RECUERDO ahora una idea del escritor argentino Macedonio Fernández: el pensamiento puede ser narrado como se hace con un viaje, con una historia de amor, acaso con la muerte. Pero esa narración profesará los límites y procedimientos que convoca la literatura, no la vida misma.
En ese extrañamiento estético, que provoca el relato del pensamiento, reside la virtud de la narración. Los límites comienzan a sucederse en una suerte de hipnótico destino incierto.

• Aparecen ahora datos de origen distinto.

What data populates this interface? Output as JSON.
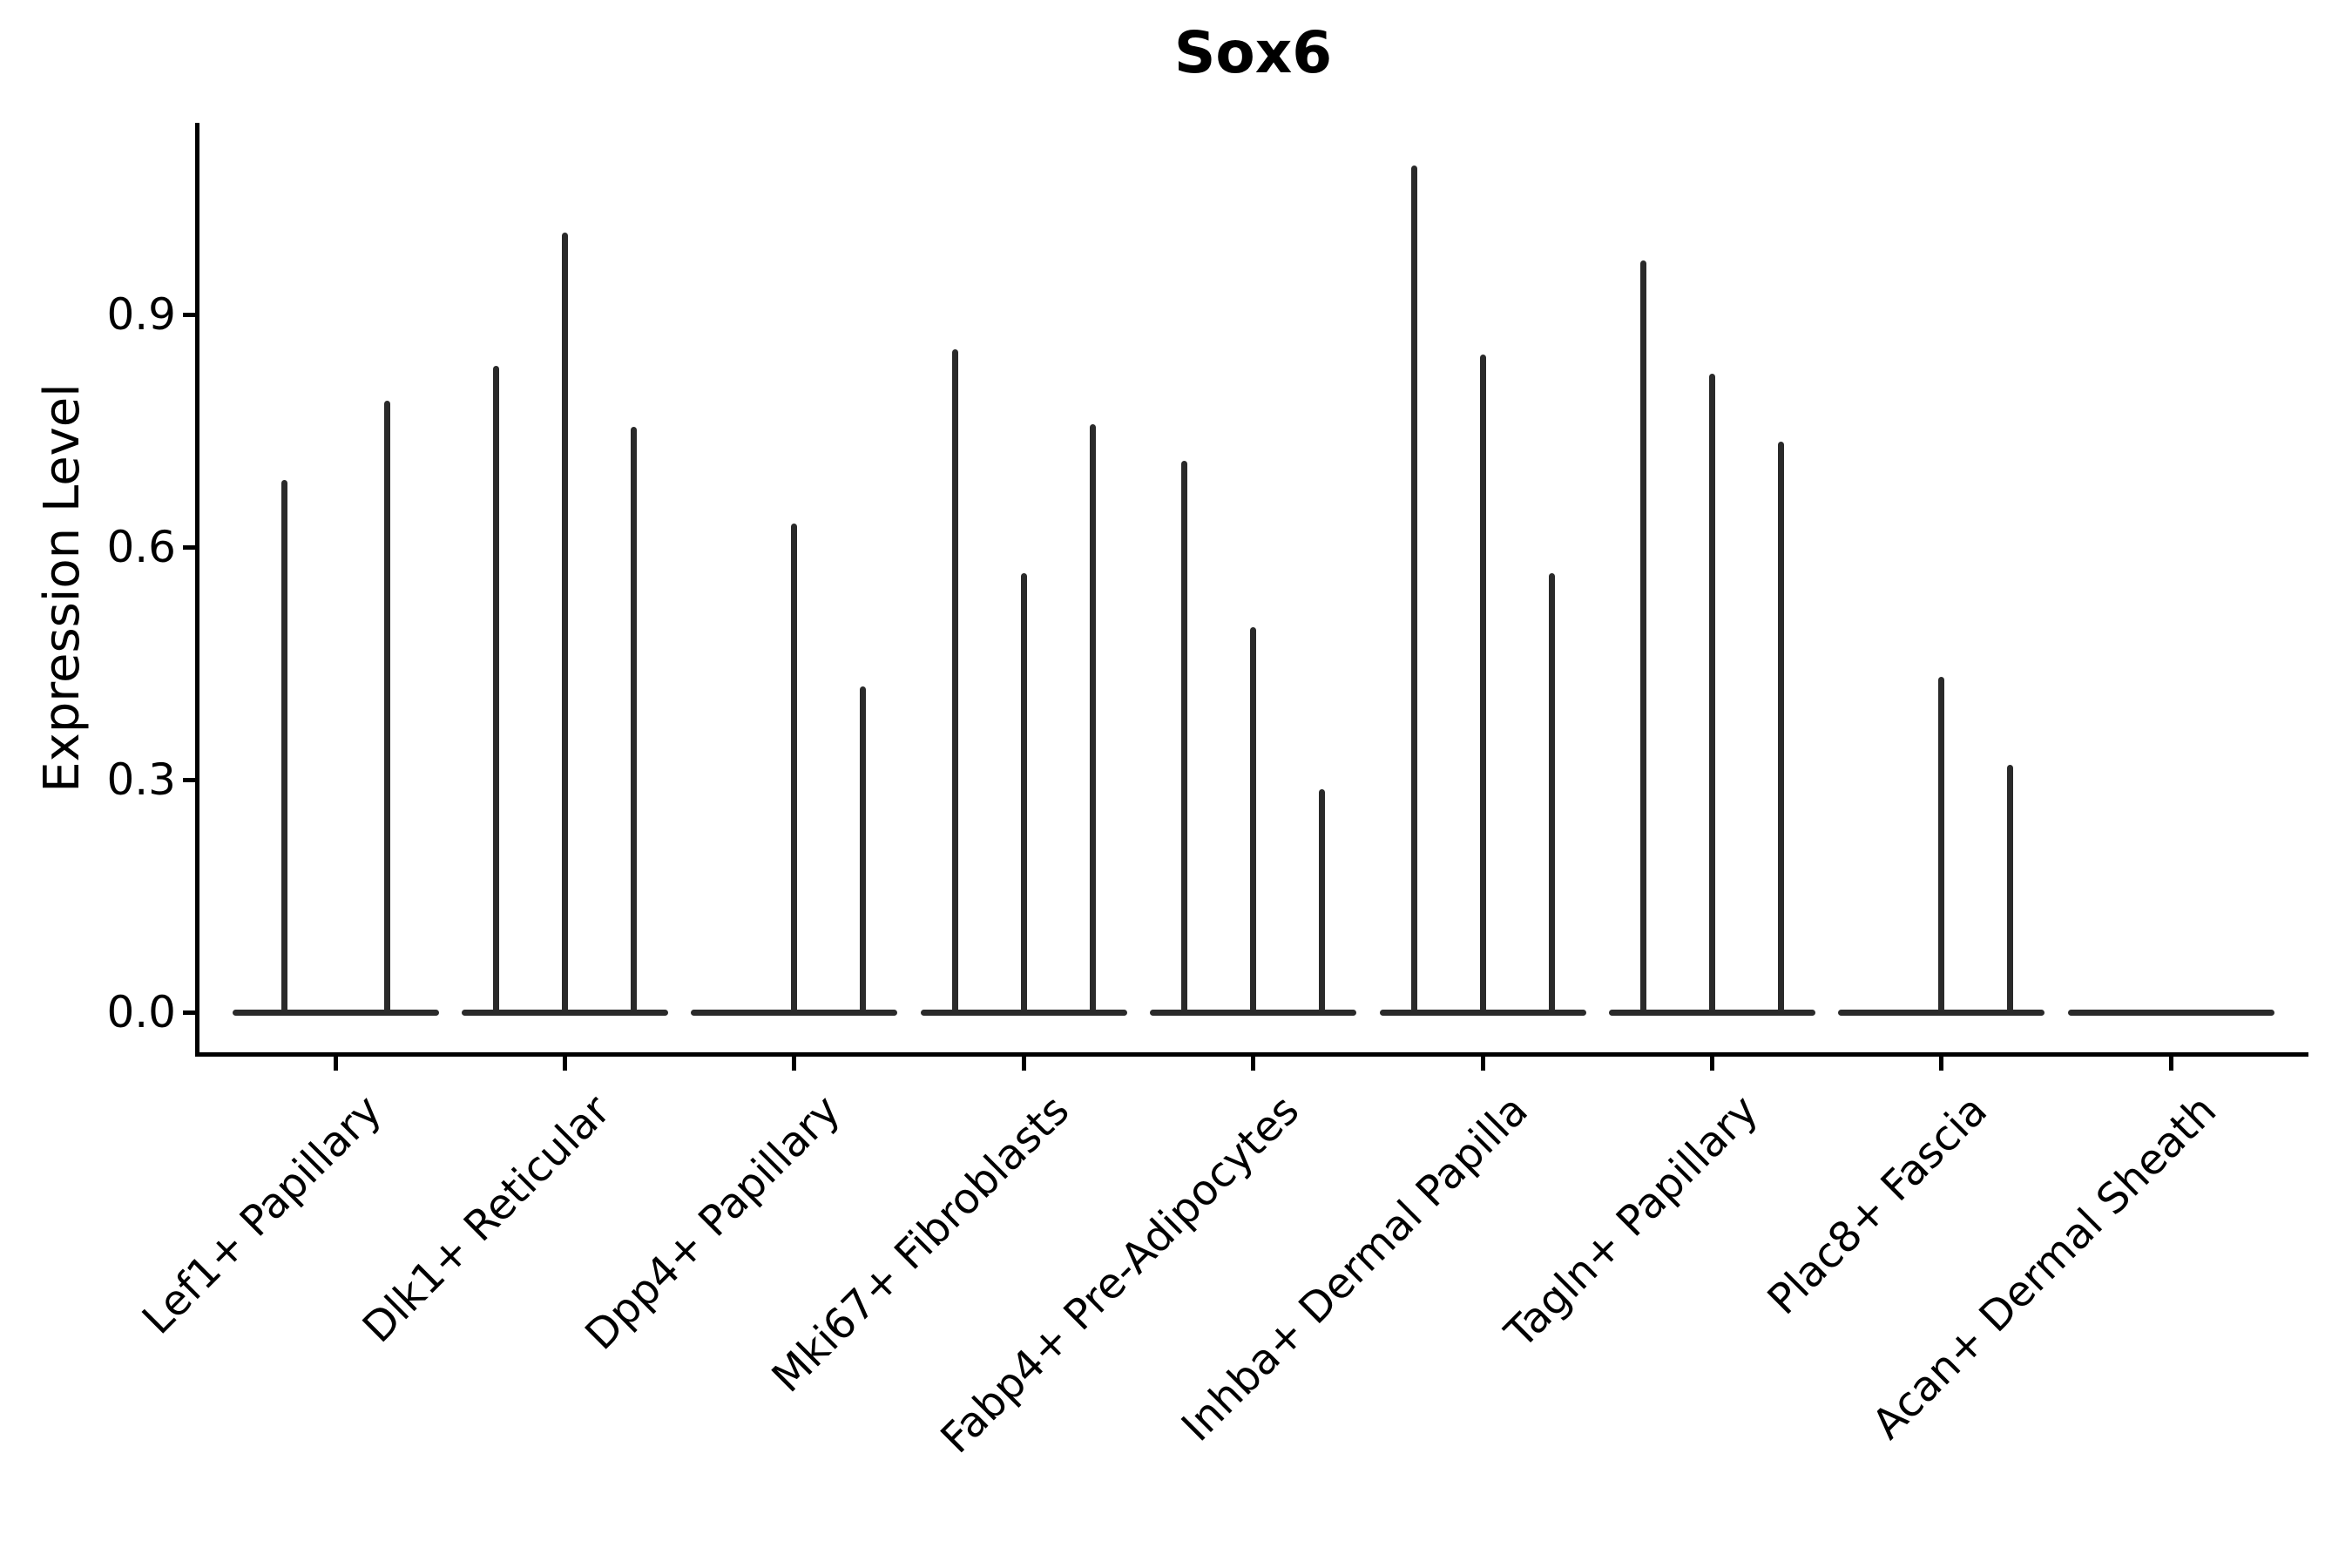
{
  "chart_data": {
    "type": "violin",
    "title": "Sox6",
    "ylabel": "Expression Level",
    "xlabel": "",
    "ytick_labels": [
      "0.0",
      "0.3",
      "0.6",
      "0.9"
    ],
    "ytick_values": [
      0.0,
      0.3,
      0.6,
      0.9
    ],
    "ylim": [
      -0.054,
      1.148
    ],
    "grid": false,
    "legend": "none",
    "violin_color": "#2a2a2a",
    "axis_color": "#000000",
    "categories": [
      "Lef1+ Papillary",
      "Dlk1+ Reticular",
      "Dpp4+ Papillary",
      "Mki67+ Fibroblasts",
      "Fabp4+ Pre-Adipocytes",
      "Inhba+ Dermal Papilla",
      "Tagln+ Papillary",
      "Plac8+ Fascia",
      "Acan+ Dermal Sheath"
    ],
    "violins": [
      {
        "category": "Lef1+ Papillary",
        "base": true,
        "slots": [
          {
            "offset": -0.224,
            "max": 0.686
          },
          {
            "offset": 0.224,
            "max": 0.789
          }
        ]
      },
      {
        "category": "Dlk1+ Reticular",
        "base": true,
        "slots": [
          {
            "offset": -0.3,
            "max": 0.834
          },
          {
            "offset": 0.0,
            "max": 1.006
          },
          {
            "offset": 0.3,
            "max": 0.755
          }
        ]
      },
      {
        "category": "Dpp4+ Papillary",
        "base": true,
        "slots": [
          {
            "offset": 0.0,
            "max": 0.63
          },
          {
            "offset": 0.3,
            "max": 0.42
          }
        ]
      },
      {
        "category": "Mki67+ Fibroblasts",
        "base": true,
        "slots": [
          {
            "offset": -0.3,
            "max": 0.855
          },
          {
            "offset": 0.0,
            "max": 0.566
          },
          {
            "offset": 0.3,
            "max": 0.758
          }
        ]
      },
      {
        "category": "Fabp4+ Pre-Adipocytes",
        "base": true,
        "slots": [
          {
            "offset": -0.3,
            "max": 0.711
          },
          {
            "offset": 0.0,
            "max": 0.497
          },
          {
            "offset": 0.3,
            "max": 0.288
          }
        ]
      },
      {
        "category": "Inhba+ Dermal Papilla",
        "base": true,
        "slots": [
          {
            "offset": -0.3,
            "max": 1.092
          },
          {
            "offset": 0.0,
            "max": 0.848
          },
          {
            "offset": 0.3,
            "max": 0.566
          }
        ]
      },
      {
        "category": "Tagln+ Papillary",
        "base": true,
        "slots": [
          {
            "offset": -0.3,
            "max": 0.97
          },
          {
            "offset": 0.0,
            "max": 0.824
          },
          {
            "offset": 0.3,
            "max": 0.736
          }
        ]
      },
      {
        "category": "Plac8+ Fascia",
        "base": true,
        "slots": [
          {
            "offset": 0.0,
            "max": 0.433
          },
          {
            "offset": 0.3,
            "max": 0.319
          }
        ]
      },
      {
        "category": "Acan+ Dermal Sheath",
        "base": true,
        "slots": []
      }
    ]
  }
}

De esa forma, comienzo a escribir esta mañana, como indicaba Borges, -cuestión de desnudez-, que la edad en el hombre es la toma de consciencia de que habrá un libro, muchos, que jamás leeré; de que existe una calle que nunca pasearé; de que hay olores y estampas y calles e ideas que no serán mías nunca y que puede que estas mismas líneas que voy clausurando no sean leídas por nadie en ningún tiempo.
Esa vacuo proceder estético, de escritura al vacío, sin red, que se atraviesa tan solo con el equilibrio de la pértiga mental, es la estación más originaria de la literatura. De ella no quisiera parrarme nunca, por más que los cantos de sirena lleguen hasta las orillas de estas letras, hasta el epicentro de este trópico.

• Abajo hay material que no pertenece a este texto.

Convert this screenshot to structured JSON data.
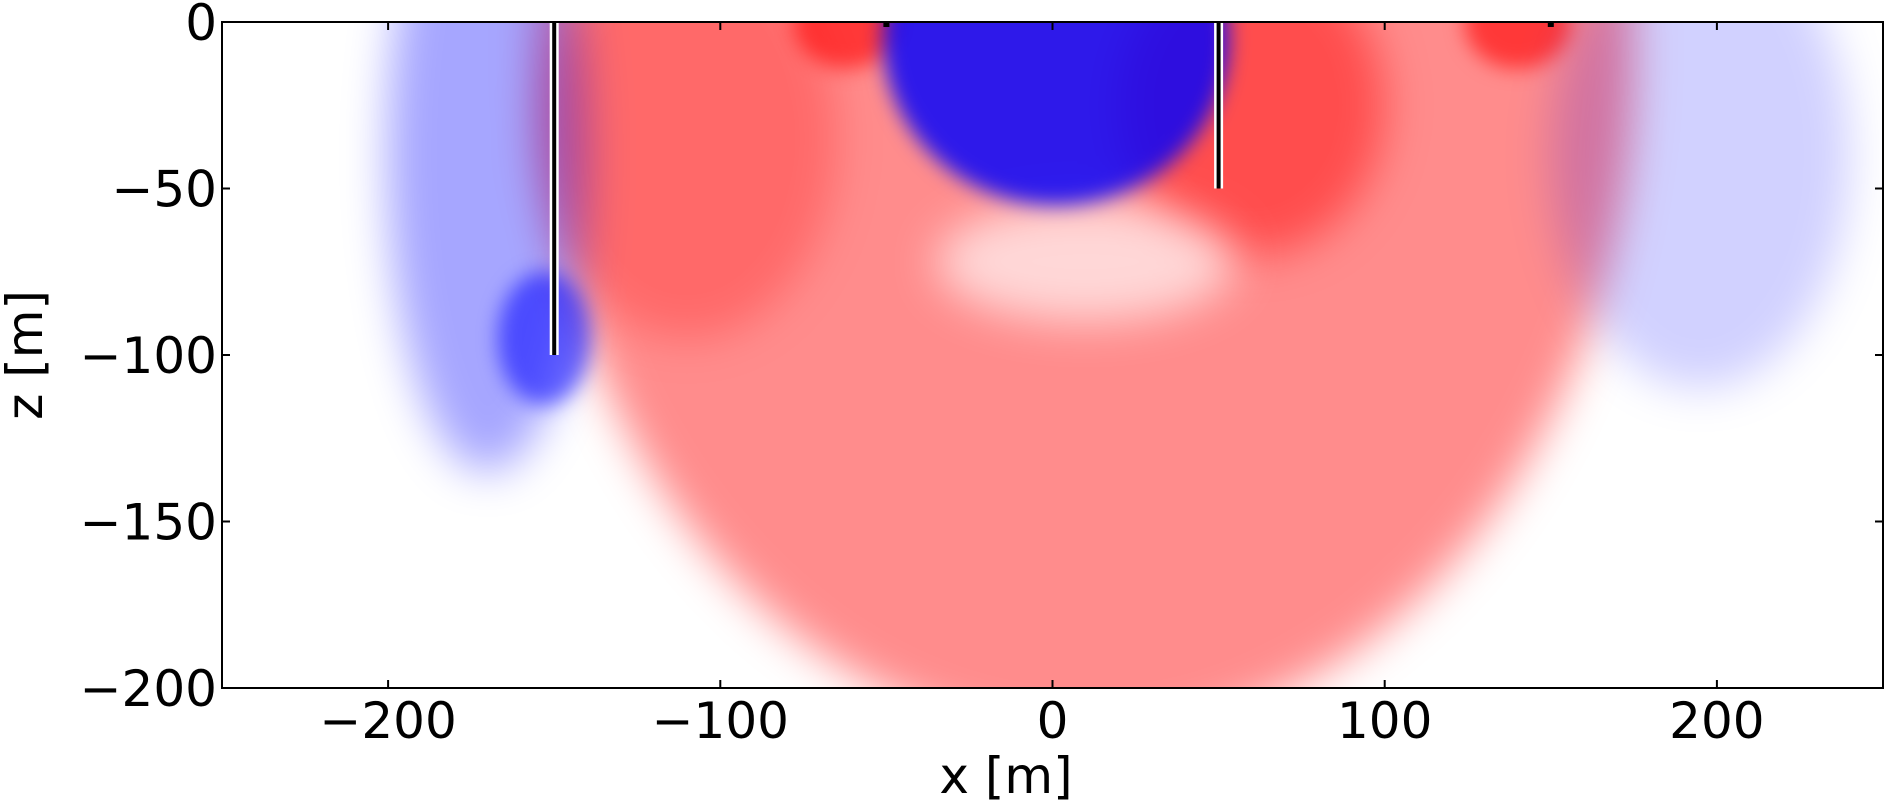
{
  "chart_data": {
    "type": "heatmap",
    "title": "",
    "xlabel": "x [m]",
    "ylabel": "z [m]",
    "xlim": [
      -250,
      250
    ],
    "ylim": [
      -200,
      0
    ],
    "x_ticks": [
      -200,
      -100,
      0,
      100,
      200
    ],
    "y_ticks": [
      0,
      -50,
      -100,
      -150,
      -200
    ],
    "x_tick_labels": [
      "−200",
      "−100",
      "0",
      "100",
      "200"
    ],
    "y_tick_labels": [
      "0",
      "−50",
      "−100",
      "−150",
      "−200"
    ],
    "grid": false,
    "colormap": {
      "negative": "#0000ff",
      "zero": "#ffffff",
      "positive": "#ff0000"
    },
    "electrodes": [
      {
        "x": -150,
        "z_top": 0,
        "z_bottom": -100
      },
      {
        "x": 50,
        "z_top": 0,
        "z_bottom": -50
      }
    ],
    "surface_markers": [
      {
        "x": -50,
        "z": 0
      },
      {
        "x": 150,
        "z": 0
      }
    ]
  }
}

Creo que alguien toma la consciencia de escribir cuando diariamente sucumbe al bálsamo de la palabra: sea esta escrita o no, pensada o simplemente imaginada. El arte, así, pertenece a un anacronismo continuo y por ello es natural el desdén y el desprecio y la lejanía de la sociedad sobre la obra.

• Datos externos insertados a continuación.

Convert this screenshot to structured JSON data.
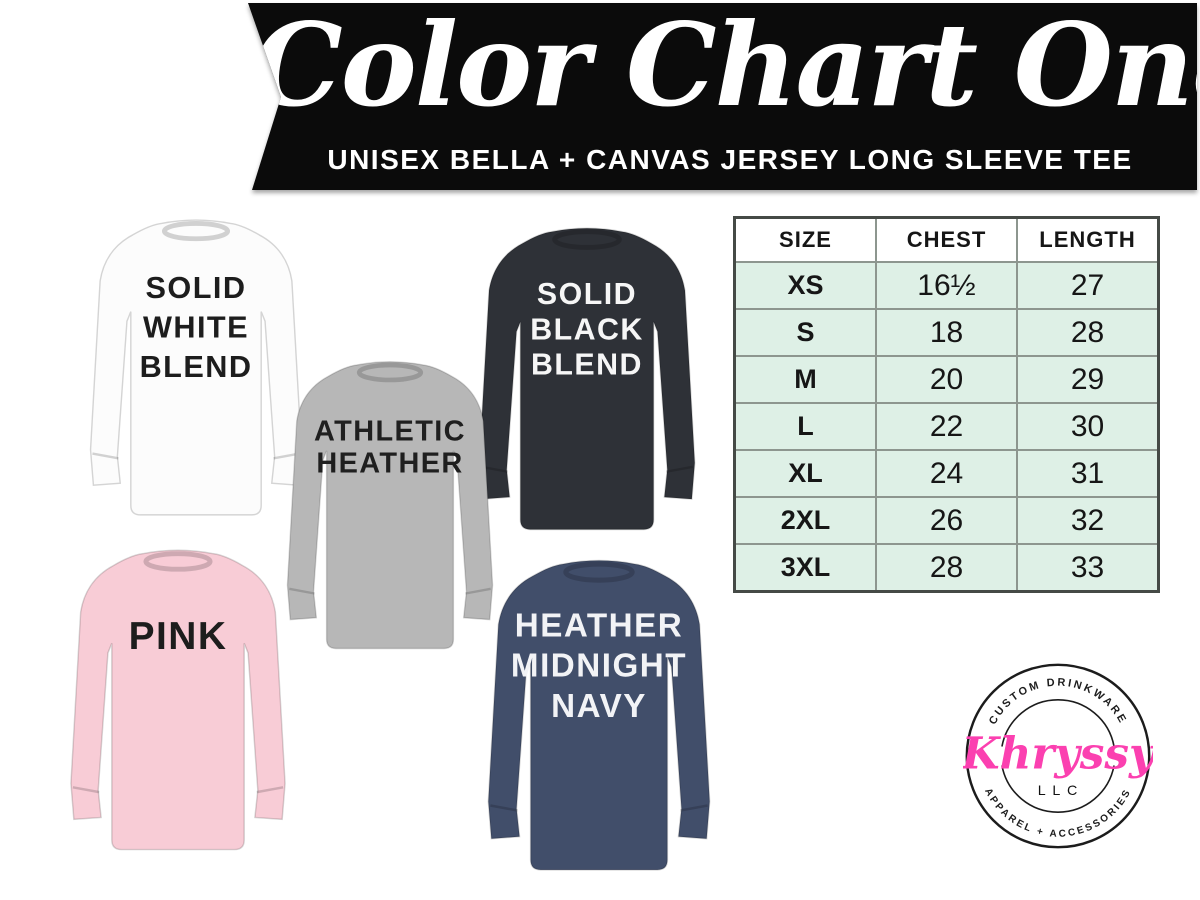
{
  "banner": {
    "title": "Color Chart One",
    "subtitle": "UNISEX BELLA + CANVAS JERSEY LONG SLEEVE TEE",
    "bg_color": "#0b0b0b",
    "text_color": "#ffffff"
  },
  "size_table": {
    "columns": [
      "SIZE",
      "CHEST",
      "LENGTH"
    ],
    "rows": [
      {
        "size": "XS",
        "chest": "16½",
        "length": "27"
      },
      {
        "size": "S",
        "chest": "18",
        "length": "28"
      },
      {
        "size": "M",
        "chest": "20",
        "length": "29"
      },
      {
        "size": "L",
        "chest": "22",
        "length": "30"
      },
      {
        "size": "XL",
        "chest": "24",
        "length": "31"
      },
      {
        "size": "2XL",
        "chest": "26",
        "length": "32"
      },
      {
        "size": "3XL",
        "chest": "28",
        "length": "33"
      }
    ],
    "row_bg_color": "#def0e6",
    "header_bg_color": "#ffffff",
    "border_color": "#8d968f"
  },
  "shirts": [
    {
      "name": "solid-white-blend",
      "lines": [
        "SOLID",
        "WHITE",
        "BLEND"
      ],
      "body_color": "#fcfcfc",
      "text_color": "#1d1d1d"
    },
    {
      "name": "athletic-heather",
      "lines": [
        "ATHLETIC",
        "HEATHER"
      ],
      "body_color": "#b7b7b7",
      "text_color": "#1f1f1f"
    },
    {
      "name": "solid-black-blend",
      "lines": [
        "SOLID",
        "BLACK",
        "BLEND"
      ],
      "body_color": "#2e3137",
      "text_color": "#f6f6f6"
    },
    {
      "name": "pink",
      "lines": [
        "PINK"
      ],
      "body_color": "#f8ccd6",
      "text_color": "#1d1d1d"
    },
    {
      "name": "heather-midnight-navy",
      "lines": [
        "HEATHER",
        "MIDNIGHT",
        "NAVY"
      ],
      "body_color": "#414e6a",
      "text_color": "#f2f3f6"
    }
  ],
  "logo": {
    "top_text": "CUSTOM DRINKWARE",
    "bottom_text": "APPAREL + ACCESSORIES",
    "brand": "Khryssy",
    "suffix": "LLC",
    "brand_color": "#fb40b0",
    "ring_color": "#1c1c1c"
  }
}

Como las abejas que contemplan el vuelo y las danzas de sus compañeras memorizamos el sonido batiente del polen, el sendero lejano al que hay que acudir a pesar de las inclemencias. Nos cueste la vida o nos resulte vívido, comenzamos el vuelo; y deseamos libar en ella para volver a traer, a los ojos de los otros, el secreto mortal de nuestra vida.